Hi Everyone,

I wish I could have responded sooner. I've been sick and kept getting worse and worse and finally got on antibiotics yesterday and feel slightly better. Let me start by responding to the most recent comments from the most recent update and then I'll create another post with responses to older comments.

Jim, there are no literal signs that my husband is re-thinking things. I think he's recognized some of his shortcomings as a father and he's also less angry at me, but there are no signs he wants to fix our marriage. He's flying to our city tonight, staying with his family again, and he'll come to visit our daughter tomorrow. He wanted to fix the marriage I'd expect him to ask if he can stay with us, his own family, rather than his parents and brothers. But no, he would rather be with them. Perhaps he has a girlfriend and he promised her he'll stay with them although it doesn't appear to be the 26 year old nurse any longer.

Vanilla, to be fair, my husband calls our daughter every day but only manages to initiate FaceTime every two or three days. His track record of visiting since we've moved here seems to be every 14 days. So he talks to our daughter every day and see's her about every two weeks. I think you may have mis-read the numbers on calls vs. visiting. I really don't know if what he's doing is an improvement or not. Most of my thoughts about him as a father are related to how much of a failure he is, but it seems he's trying to tell himself he's a good dad if he calls every day for a few minutes and visits every few weeks. That doesn't seem sufficient to me.

Arsh, yes sure my husband may have back off the immediate divorce he wanted but he's done nothing to fix the marriage. His slight efforts to communicate with our daughter make him one step above the worst-of-the-worst. My updates are mainly focused on how the crisis we were going through has died down, but sadly it hasn't resulted in any change of heart from my husband.

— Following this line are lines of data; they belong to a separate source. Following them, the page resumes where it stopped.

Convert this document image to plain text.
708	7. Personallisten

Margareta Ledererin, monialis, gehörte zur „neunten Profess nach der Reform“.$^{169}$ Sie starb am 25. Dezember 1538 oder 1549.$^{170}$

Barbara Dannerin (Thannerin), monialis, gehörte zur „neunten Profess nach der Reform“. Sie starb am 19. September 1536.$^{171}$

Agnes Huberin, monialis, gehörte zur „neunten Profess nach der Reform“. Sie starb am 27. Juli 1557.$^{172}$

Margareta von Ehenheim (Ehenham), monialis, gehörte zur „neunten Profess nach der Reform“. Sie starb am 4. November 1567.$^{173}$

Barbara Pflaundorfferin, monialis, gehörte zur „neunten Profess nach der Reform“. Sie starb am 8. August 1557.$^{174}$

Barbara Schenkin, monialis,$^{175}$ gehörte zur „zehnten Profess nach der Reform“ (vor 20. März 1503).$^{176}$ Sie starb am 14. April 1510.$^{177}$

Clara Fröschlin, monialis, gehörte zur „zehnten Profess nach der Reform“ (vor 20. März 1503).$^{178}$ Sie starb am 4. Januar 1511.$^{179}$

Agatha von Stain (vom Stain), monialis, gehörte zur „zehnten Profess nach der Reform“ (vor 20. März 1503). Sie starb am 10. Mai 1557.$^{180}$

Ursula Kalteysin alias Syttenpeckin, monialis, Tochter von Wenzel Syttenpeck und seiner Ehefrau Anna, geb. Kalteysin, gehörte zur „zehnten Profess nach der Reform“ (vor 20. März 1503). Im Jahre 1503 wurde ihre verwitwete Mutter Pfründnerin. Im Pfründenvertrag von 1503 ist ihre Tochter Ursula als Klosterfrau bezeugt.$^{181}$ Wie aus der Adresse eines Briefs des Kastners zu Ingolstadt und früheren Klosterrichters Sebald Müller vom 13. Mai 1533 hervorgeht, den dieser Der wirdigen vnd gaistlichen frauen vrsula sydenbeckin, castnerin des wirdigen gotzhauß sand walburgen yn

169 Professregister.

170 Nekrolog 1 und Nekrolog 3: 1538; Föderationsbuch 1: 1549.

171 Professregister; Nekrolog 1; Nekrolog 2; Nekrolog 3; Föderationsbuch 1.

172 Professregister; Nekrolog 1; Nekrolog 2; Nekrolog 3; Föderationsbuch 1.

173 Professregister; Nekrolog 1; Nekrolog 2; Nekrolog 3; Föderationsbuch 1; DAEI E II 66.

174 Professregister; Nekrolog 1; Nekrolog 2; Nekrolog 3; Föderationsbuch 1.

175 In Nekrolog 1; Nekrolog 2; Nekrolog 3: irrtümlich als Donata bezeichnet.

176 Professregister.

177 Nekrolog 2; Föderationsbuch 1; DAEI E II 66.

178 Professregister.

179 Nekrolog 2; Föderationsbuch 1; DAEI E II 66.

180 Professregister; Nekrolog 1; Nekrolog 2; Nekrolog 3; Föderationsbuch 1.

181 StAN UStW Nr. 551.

Steve, unfortunately this has been going on with my husband for years and he left two-and-a-half years ago for eight weeks. He returned and I allowed it to be effortless. Unfortunately I was so heartbroken that I was too happy when he returned to make it difficult. He also came in tears one night, saying he's depressed, wanted to kill himself, was so sorry, etc.. I think one reason why I took him back as easily as I did is because I didn't have many details about his affair. Only later did I accidently find details on an Ipad he gave our daughter still logged into his account. I also found out later that he wasn't staying with his brother as he had said but he had rented his own bachelor pad in Manhattan. Then I was really upset but he kept stringing me along promising to fix everything with he finished his residency, finished his board exams, finished his first few weeks of work, etc.. I wrote about all that earlier so don't want to bore anyone but now I've learned my lesson and I know I can't take him back easily, if at all. But it's not something I need to be concerned about because he's been gone for nine months this time with still no sign of being sorry or wanting to return. If he wants to return in the future it will depend on many things, particularly whether he's received professional help and made verifiable changes to his life. He'd also have to be willing to be transparent again. There would be a long list of things before we could try again, but I've lost hope that will happen. He's long gone now. Perhaps he'll process the divorce when he moves to our state next year or maybe he's fine with staying separated indefinitely since that requires the least amount of effort. Who knows. I wish I had done the right thing when he wanted to return the first time.